Warren, appointed by Eisenhower to fill the vacancy caused by the death of Fred M. Vinson, is scheduled to be sworn in Monday. But the Senate, which must approve the appointment, is in recess and will not convene again until January.
In a letter to today's CRIMSON, Henry M. Hart, Jr. '26, Professor of Law, said that Warren's participation in deciding cases would violate the spirit of the Consituation, "and possibly its letter."
He called for Eisenhower to call a special session of the Senate to relieve the situation. The complete text of Hart's letter is on page two.
Citing the contingencies which bind Warren's nomination--the decision of the President to forward his nomination to the Senate, the decision of the President not to withdraw the nomination before it has been acted upon, and the decision of the Senate to confirm the nomination--Hart said that "he cannot believe that the Constitution contemplates that any federal judge, let alone a Chief Justice of the United States, should hold office, and decide cases with all these strings tied to him."
Protection From Influences
"On few other points in the Constitutional Convention," Hart added, "were the framers in such complete accord as on the necessity of protecting judges from every kind of extraneous influence on their decisions. The purpose was to make the judges 'as independent as the lot of humanity will permit.' Governor Warren can not possibly have this independence if his every vote, indeed, his every question from the bench, is subject to the possibility of inquiry in later committee hearings and floor debates to determine his fitness to continue in judicial office."
Mark A. DeWolfe Howe, Jr. '28, professor of Law, said last night that he was in essential agreement with Hart's letter as far as the sprit of the constitution and current conditions are concerned.

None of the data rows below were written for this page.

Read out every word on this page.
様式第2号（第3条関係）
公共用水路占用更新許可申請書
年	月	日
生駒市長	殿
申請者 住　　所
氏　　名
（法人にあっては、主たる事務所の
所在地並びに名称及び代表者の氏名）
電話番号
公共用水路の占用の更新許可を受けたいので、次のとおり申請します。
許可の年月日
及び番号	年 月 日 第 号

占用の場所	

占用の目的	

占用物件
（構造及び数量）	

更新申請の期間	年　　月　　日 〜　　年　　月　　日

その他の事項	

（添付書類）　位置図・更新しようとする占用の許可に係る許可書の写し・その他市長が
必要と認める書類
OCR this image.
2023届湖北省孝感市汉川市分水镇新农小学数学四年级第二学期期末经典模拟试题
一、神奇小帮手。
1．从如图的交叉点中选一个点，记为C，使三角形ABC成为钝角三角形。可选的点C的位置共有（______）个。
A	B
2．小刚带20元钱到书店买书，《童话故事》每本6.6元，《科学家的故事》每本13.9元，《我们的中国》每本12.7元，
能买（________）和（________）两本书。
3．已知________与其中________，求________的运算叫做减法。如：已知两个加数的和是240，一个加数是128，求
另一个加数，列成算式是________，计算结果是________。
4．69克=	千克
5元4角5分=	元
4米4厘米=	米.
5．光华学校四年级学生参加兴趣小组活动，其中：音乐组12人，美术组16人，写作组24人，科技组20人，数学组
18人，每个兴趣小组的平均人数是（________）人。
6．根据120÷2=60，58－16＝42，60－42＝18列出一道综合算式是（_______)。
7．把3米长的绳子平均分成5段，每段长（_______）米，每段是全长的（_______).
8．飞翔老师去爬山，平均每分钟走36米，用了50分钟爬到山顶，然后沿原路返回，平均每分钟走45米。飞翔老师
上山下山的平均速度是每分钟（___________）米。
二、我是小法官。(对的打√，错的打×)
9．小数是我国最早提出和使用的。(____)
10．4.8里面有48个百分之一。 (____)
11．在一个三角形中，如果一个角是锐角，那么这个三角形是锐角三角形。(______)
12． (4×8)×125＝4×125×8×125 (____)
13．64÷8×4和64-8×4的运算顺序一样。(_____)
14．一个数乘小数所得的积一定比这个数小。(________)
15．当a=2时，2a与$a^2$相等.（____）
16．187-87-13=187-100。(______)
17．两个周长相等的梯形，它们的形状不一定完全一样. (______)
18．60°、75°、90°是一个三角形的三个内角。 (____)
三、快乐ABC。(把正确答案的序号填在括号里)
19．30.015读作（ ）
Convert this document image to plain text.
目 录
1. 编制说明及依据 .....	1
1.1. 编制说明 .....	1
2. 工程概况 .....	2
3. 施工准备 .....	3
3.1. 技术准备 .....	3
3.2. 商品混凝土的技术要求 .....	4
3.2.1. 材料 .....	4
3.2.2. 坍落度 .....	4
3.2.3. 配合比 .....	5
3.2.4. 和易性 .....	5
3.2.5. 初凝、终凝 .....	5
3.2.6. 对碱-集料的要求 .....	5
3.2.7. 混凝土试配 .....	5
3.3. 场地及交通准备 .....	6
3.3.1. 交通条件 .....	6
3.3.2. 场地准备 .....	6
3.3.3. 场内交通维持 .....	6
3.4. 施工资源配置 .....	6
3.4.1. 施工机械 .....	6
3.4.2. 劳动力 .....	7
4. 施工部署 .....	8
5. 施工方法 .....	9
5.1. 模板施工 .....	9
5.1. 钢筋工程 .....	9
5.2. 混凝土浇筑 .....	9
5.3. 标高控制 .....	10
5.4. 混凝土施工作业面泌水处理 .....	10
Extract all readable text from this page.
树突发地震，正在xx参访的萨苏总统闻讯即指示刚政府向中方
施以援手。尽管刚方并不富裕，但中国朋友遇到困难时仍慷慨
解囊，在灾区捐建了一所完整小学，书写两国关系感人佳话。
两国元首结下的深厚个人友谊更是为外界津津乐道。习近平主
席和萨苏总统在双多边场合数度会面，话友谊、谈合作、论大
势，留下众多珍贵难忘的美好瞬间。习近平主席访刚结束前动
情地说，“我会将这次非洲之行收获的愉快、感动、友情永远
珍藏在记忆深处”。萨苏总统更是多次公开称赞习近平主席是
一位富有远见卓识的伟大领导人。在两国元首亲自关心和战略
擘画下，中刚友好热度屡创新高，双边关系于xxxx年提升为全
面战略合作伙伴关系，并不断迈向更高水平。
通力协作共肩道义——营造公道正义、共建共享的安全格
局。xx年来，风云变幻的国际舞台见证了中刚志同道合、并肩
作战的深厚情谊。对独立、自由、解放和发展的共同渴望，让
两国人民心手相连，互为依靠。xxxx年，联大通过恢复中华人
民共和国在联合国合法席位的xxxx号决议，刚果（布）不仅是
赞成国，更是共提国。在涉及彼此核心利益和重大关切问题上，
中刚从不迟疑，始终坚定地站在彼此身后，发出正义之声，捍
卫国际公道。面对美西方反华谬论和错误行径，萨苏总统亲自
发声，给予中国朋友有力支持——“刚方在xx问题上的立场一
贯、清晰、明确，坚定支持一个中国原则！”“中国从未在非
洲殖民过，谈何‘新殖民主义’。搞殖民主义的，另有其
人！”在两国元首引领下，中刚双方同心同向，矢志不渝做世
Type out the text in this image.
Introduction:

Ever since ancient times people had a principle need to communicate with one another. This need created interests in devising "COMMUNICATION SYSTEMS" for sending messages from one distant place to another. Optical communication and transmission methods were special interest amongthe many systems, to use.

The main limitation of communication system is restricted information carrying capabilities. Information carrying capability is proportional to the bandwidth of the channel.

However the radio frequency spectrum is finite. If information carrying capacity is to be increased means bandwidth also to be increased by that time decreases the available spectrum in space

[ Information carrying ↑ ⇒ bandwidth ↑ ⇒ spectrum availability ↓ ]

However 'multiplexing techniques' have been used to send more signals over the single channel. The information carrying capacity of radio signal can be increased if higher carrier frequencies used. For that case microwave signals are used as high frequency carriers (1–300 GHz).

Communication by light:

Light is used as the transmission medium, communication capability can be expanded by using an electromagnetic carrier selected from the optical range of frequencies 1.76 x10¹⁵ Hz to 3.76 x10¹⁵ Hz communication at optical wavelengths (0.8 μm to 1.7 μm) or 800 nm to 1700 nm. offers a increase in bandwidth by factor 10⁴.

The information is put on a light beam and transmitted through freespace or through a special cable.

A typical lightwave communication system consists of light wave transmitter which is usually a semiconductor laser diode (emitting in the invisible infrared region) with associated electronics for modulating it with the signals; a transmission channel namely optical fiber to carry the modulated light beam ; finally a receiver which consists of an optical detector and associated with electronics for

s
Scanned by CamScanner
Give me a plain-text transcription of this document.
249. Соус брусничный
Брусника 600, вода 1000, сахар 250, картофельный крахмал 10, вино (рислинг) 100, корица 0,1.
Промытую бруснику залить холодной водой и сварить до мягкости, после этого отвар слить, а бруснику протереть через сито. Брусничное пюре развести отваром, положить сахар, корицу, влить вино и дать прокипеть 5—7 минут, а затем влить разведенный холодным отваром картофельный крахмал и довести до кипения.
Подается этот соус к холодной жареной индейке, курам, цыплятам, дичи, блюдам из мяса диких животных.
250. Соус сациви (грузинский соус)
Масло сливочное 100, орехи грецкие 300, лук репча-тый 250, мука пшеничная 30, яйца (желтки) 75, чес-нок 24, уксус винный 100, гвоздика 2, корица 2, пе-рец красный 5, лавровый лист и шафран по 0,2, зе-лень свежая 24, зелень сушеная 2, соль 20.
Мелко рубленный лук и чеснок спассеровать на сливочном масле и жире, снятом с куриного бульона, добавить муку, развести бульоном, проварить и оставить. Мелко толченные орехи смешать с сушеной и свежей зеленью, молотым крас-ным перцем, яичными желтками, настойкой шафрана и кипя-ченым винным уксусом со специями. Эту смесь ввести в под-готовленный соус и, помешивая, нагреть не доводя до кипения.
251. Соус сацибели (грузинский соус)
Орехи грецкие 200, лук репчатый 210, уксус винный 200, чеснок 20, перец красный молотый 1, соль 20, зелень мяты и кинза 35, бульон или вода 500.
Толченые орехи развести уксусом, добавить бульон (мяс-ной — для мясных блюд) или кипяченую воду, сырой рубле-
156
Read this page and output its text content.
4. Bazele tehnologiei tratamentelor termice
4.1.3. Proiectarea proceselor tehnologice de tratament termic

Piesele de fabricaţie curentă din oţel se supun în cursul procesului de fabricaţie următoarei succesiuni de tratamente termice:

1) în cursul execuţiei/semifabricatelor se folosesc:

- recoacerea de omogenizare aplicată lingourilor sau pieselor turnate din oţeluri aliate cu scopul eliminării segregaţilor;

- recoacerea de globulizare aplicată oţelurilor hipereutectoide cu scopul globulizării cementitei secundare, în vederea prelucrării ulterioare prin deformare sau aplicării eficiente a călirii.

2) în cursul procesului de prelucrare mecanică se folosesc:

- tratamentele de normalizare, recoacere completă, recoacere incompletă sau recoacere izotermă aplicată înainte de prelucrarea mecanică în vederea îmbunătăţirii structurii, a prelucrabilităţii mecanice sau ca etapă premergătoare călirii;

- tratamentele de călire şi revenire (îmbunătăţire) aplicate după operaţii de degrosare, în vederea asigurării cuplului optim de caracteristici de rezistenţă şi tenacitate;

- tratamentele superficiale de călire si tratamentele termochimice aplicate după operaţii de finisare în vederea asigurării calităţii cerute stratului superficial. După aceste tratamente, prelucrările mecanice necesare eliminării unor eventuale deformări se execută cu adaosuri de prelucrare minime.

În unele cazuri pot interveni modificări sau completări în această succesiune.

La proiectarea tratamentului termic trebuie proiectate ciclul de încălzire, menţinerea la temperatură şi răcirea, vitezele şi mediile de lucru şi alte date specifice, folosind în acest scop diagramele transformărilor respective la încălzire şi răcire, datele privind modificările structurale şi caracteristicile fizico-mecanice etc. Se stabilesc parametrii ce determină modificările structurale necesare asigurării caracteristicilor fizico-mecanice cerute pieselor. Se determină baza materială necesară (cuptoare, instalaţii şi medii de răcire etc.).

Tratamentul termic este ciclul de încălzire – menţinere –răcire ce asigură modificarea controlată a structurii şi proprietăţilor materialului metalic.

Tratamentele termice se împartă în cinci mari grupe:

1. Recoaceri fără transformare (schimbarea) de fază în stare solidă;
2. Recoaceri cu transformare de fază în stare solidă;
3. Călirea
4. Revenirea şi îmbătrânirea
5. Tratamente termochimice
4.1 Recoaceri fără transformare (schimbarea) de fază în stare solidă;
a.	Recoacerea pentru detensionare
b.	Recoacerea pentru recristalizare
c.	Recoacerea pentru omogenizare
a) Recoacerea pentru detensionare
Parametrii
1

"I do believe, however, than on pure constitutional grounds, a good case can be made for the other side," he added. "But Warren cannot participate before confirmation without numerous pressures and the Constitution was designed to protect against such pressures. For instance, even if the Senate convenes before a decision is made on the segregation case, some senators might drag on hearings until they see how Warren did do, the public would believe that political pressures influenced his decisions. This is especially unfortunate since the Court needs its prestige with these important cases," he concluded.
Separate, but Equal?
One of the segregation cases centers on the constitutionality of "separate, but equal" schools. Governor Byrnes of South Carolina and the Georgia legislature have both stated that if Negroes are permitted in white public schools the state school systems will be closed. Test cases on this issue come up in the next session of the court.
Louis L. Jaffe, Byrne Professor of Administrative Law, joined the other men in condemning the interim appointment. "I'm in complete agreement with the letter," he said. "I think Warren's appointment right now is a terrible honer. If he sat with the Court but didn't vote, it would satisfy the ethical if not the constitutional requirement. It's a highly improper arrangement where the Senate can vote after watching the judge vote. It's particularly bad in view of the segregation cases, with every Southern senator watching his vote."
Blasting what he termed a situation in which the judge 'has one eye over his shoulder at the Senate," Paul A. Freund, Charles Stebbins Fairchild Professor of Law, agreed with the letter except on the constitutionality of recess appointments. It's very unfair to Warren to have the President urge him to take the seat without calling a special session,' Freund said.
Although claiming that is is reasonably clear that recess appointments are constitutional, Professor Robert Braucher decried a position that has a judge writing an opinion while the Senate watches. "It would be a particularly bad thing if the Senate comes back in January and then held off on the appointment waiting to see what kind of opinions Warren writes. That would definitely be against the spirit of the constitution. But there are few cases coming up, and this whole problem is hypothetical if the Senate acts with reasonable promptness in January," Braucher concluded.
The only professor contacted who considered the appointment perfectly all right was Warren A. Seavey. "His vote will be valid even though he's not confirmed,' Seavey said.
Down at New Haven, Yale Law Professor Fred Rodell told the CRIMSON that if Warren has the slightest doubt about the effect of his vote on the Senate and appears to be moved by that consideration, "he should be impeached the minute he makes a move.